Studio album by Bruce Cockburn
- Released: 1977
- Recorded: September – November 1976
- Genre: Folk
- Length: 48:29
- Labels: True North (Canada) Island Records (United States)
- Producer: Eugene Martynec

Bruce Cockburn chronology
| Joy Will Find a Way (1975) | In the Falling Dark (1977) | Further Adventures Of (1978) |

= In the Falling Dark =

In the Falling Dark is the seventh studio album by Canadian singer/songwriter Bruce Cockburn. The album was released in 1977 by True North Records. It is considered a watershed moment in Cockburn's recording career, as he leaves behind the minimal acoustic arrangements of his earlier albums, presenting a fuller band sound.

==Release==
Cockburn embarked on a tour across Canada beginning in Fredericton on February 20, 1977 and concluding on May 15 at the McPherson Playhouse in Victoria, British Columbia. He was accompanied on this tour by Bill Usher on percussion, Bob Boucher on bass, and Pat Godfrey on keyboards.

Cockburn extensively toured in Quebec, where he spoke in French both in radio interviews, on Motreal television, and in front of audiences. One of the songs on the album, "Vagabondage", was written in French. According to James Holt of RPM Cockburn's performances in Quebec were nearly sold-out and frequently received standing ovations from the audience and encores. Two of his concerts at Massey Hall were recorded and planned for release as a live album in autumn 1977. Material from these concerts was included on Cockburn's Circles in The Stream album later that year.

By May 1977, In the Falling Dark had sold 25,000 copies in Canada. It received a Canadian Gold Record Award in 1985.

In the Falling Dark was released in the United States by Island Records and initially received airplay on over 25 FM radio stations across the country, including WNEW-FM and WHFS. It was his first album to chart in the United States, reaching No. 191 on Cashbox. Prior to its debut on the chart, Cockburn had played at Alice Tully Hall in New York City, serving as the opener for Leon Redbone.

==Reception==

Cashbox lauded Cockburn's guitar playing, specifically on "Water Into Wine" and said that "it's in his lyrical expression that Cockburn makes his greatest impact."
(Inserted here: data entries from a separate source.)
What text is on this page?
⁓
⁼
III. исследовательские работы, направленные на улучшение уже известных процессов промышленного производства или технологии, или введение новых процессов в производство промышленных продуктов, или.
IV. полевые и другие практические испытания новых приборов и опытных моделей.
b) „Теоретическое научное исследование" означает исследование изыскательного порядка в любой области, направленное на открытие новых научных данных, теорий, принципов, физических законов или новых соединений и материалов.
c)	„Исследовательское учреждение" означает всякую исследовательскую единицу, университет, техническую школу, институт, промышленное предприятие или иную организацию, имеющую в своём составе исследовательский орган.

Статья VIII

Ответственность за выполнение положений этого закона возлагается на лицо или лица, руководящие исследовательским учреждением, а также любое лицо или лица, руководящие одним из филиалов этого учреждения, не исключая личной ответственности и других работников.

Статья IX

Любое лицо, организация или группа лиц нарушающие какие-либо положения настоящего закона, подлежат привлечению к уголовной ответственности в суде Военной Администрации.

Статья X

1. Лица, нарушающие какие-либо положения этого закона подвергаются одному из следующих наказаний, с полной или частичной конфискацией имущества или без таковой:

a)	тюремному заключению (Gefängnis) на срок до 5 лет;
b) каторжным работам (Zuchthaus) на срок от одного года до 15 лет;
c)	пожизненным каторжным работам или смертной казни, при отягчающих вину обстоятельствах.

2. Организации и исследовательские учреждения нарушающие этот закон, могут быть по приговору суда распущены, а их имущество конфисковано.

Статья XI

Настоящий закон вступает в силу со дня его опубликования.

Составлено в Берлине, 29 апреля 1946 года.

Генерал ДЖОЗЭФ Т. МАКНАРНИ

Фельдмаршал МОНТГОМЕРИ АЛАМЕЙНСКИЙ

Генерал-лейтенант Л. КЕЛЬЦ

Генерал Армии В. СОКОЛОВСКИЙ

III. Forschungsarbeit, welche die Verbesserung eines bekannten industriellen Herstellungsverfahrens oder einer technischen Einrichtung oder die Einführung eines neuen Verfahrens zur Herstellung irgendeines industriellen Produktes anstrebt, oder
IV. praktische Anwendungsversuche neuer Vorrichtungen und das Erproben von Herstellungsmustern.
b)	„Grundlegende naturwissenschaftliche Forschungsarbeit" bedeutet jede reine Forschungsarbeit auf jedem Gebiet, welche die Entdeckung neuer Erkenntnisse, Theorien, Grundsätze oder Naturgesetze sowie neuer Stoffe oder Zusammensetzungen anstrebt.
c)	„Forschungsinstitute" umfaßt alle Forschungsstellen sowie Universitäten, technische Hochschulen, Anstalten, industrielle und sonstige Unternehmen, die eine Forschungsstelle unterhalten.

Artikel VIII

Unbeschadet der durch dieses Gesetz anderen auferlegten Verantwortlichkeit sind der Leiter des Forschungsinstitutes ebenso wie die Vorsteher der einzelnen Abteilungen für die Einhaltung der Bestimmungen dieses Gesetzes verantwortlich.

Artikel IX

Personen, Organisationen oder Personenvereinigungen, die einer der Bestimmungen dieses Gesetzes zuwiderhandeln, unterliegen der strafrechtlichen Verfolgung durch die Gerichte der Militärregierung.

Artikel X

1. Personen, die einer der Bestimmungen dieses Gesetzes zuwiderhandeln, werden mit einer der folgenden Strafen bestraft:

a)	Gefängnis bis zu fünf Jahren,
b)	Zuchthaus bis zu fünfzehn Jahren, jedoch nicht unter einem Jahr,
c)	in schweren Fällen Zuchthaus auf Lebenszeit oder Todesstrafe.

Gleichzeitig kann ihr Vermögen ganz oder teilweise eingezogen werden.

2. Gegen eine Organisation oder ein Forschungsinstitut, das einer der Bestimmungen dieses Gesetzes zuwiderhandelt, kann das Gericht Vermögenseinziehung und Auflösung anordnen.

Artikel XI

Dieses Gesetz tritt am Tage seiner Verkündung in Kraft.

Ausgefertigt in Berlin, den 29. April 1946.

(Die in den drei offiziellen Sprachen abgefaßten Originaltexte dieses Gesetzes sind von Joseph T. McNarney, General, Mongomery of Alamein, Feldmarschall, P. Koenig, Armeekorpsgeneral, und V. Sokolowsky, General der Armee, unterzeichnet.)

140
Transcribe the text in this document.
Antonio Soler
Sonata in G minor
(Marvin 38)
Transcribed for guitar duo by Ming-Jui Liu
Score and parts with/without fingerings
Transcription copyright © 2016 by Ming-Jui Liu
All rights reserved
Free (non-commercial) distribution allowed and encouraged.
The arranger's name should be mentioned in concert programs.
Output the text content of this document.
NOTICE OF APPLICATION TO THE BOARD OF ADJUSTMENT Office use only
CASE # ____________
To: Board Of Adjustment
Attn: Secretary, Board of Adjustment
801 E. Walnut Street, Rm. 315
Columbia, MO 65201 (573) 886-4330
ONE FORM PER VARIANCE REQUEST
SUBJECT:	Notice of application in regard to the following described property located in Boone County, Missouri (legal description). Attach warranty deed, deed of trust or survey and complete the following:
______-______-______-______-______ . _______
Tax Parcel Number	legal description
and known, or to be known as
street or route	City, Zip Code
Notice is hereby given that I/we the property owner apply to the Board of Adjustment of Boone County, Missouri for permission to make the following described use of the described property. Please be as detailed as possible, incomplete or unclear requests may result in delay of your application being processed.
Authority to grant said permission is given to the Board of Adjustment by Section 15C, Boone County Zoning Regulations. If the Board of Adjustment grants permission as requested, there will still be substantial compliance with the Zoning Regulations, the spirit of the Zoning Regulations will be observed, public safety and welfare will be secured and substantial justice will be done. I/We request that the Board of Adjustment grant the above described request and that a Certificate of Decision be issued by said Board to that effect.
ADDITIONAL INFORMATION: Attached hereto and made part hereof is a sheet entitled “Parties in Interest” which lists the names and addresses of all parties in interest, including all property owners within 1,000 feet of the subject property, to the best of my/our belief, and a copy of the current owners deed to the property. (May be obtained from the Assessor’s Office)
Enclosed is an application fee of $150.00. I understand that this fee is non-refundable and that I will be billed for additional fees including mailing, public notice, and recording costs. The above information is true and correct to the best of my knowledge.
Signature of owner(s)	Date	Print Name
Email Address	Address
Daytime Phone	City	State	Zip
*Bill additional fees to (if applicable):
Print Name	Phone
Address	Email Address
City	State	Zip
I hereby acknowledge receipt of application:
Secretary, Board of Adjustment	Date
In a retrospective review, AllMusic critic Brett Hartenbach wrote, "As a whole, this record trumps anything that its predecessors had to offer, almost to the point where it's difficult to imagine that it followed the release of Joy Will Find a Way by only a year. The sound that was merely suggested on his previous recordings is fully realized here... His first U.S. release since 1972, In the Falling Dark may not have made Bruce Cockburn a household name, but it did mark his emergence as an important artist."

Professional ratings
Review scores
| Source | Rating |
| AllMusic | Star |

==Track listing==
All songs written by Bruce Cockburn except where noted.

1. "Lord of the Starfields" – 3:22
2. "Vagabondage" – 4:17
3. "In the Falling Dark" (Bruce Cockburn, Marcel Moussette)– 4:50
4. "Little Seahorse" – 4:30
5. "Water into Wine" – 5:30
6. "Silver Wheels" – 4:41
7. "Giftbearer" – 4:39
8. "Gavin's Woodpile" – 8:07
9. "I'm Gonna Fly Some Day" – 4:02
10. "Festival of Friends" – 4:38

2003 Deluxe remaster bonus tracks

1. "Red Brother Red Sister" – 4:16
2. "Untitled Guitar" – 8:46
3. "Shepherds" – 7:15
4. "Dweller by a Dark Stream" – 4:18

==Album credits==
Personnel
- Bruce Cockburn – composer, vocals, guitar, dulcimer
- Dennis Pendrith – bass on 4 and 9
- Michel Donato – bass on 1–3 and 6–7
- Bob DiSalle – drums on 1–4, 6–7, and 9
- Bill Usher – percussion on 1–2, 4, 6–7, and 9
- Tom Anderson – percussion on 3
- Kathryn Moses – flute on 2, 4, and 7; piccolo on 9
- Fred Stone – flugelhorn on 6 and 9; trumpet on 7
- Luke Gibson – backing vocals on 9
- Lynn MacDonald – backing vocals on 9
- Erin Malone – backing vocals on 9

Production
- Marcel Mousette – translation
- Eugene Martynec – producer
- Arnaud Maggs – front cover photo
- Ted Grant – back cover photo
- Bart Schoales – art direction
- Bernie Finkelstein – direction

==Chart performance==

| Chart (1977) | Peak position |
|---|---|
| Canada Top Albums (RPM) | 44 |
| US Cash Box Top 100 Pop Singles | 191 |

==Certifications==

Certifications and sales for In the Falling Dark
| Region | Certification | Certified units/sales |
| Canada (Music Canada) | Gold | 50,000^{^} |
^{*} Sales figures based on certification alone. ^{^} Shipments figures based on certification alone.